The programme, which honestly is called “Squeaky Dolphin”, collects online activity in real-time, according to an NBC News report, going so far as tapping fibre cables to uncover what we’re doing on YouTube, Facebook and Blogspot. Though individuals’ data can be extracted, Squeaky Dolphin is “not interested in individuals, just broad trends”, according to one of the leaked slides. (Although, this being the GCHQ, take that claim with a grain of salt.) It’s looking for Big Data, not Small Bits of Data.
It’s not much of an advertisement for Big Data that the GCHQ’s examples come off as rather silly — and it’s worth noting the slides in question were taken from a presentation to the NSA, so this would have been GCHQ’s attempt to impress its peers on its accomplishments, and likely would have included the best examples possible.
So what insights has this amazing data-analysis tool revealed? How different browsers reflect different types of user. Apparently, Internet Explorer users show the least “openness to experience” and the most “agreeableness”, while Firefox users are a shade more likely to show “neuroticism”.
It’s unclear where the information is from, and if indeed it’s from it’s own Splunk-based analysis, but GCHQ has decided that it’s important.

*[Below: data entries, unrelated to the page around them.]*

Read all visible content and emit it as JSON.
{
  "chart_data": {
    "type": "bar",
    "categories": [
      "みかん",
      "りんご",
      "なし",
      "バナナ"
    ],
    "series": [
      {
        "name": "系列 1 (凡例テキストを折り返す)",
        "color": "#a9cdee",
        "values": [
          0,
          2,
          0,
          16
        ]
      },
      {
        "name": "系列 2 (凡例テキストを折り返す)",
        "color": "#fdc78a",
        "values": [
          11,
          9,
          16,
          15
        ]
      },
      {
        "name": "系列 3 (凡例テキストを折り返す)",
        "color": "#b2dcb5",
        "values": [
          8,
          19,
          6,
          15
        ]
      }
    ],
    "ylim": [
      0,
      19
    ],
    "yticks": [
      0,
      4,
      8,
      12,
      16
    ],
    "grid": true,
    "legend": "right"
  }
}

Certainly I feel a lot more confident about the war against terror.
Much of the work is more serious, and in part to make up for GCHQ’s failure to spot online the growing tensions in the Middle East ahead of the Arab Spring in 2011. It notes on one slide that it picked up web activity ahead of rallies in Syria and Bahrain the day before they took place.
Scanning Twitter, public-facing Facebook pages and YouTube for certain keywords to see where the next flashpoint is going to be isn’t a stupid idea — but it’s surely possible to do that with public information. Tapping fibre cables and Google’s systems in order to develop questionable “sentiment” intelligence is yet another step too far, not least given the apparent results.
Indeed, it’s easy to question whether its even possible to analyse so much data — a real-time feed of Facebook, YouTube, Blogger and more is going to be rather busy — and get a meaningful result, though Splunk’s marketing department would likely disagree.
We asked the company for comment, with Sherry Lowe, vice president and corporate spokesperson, saying: “Splunk takes privacy very seriously. As with any software used by thousands of organisations around the world, we typically do not have visibility into how individual customers may use our products.”
Well, now Splunk knows how one of its customers uses its products, as do the rest of us — and it’s not a great ad for Big Data.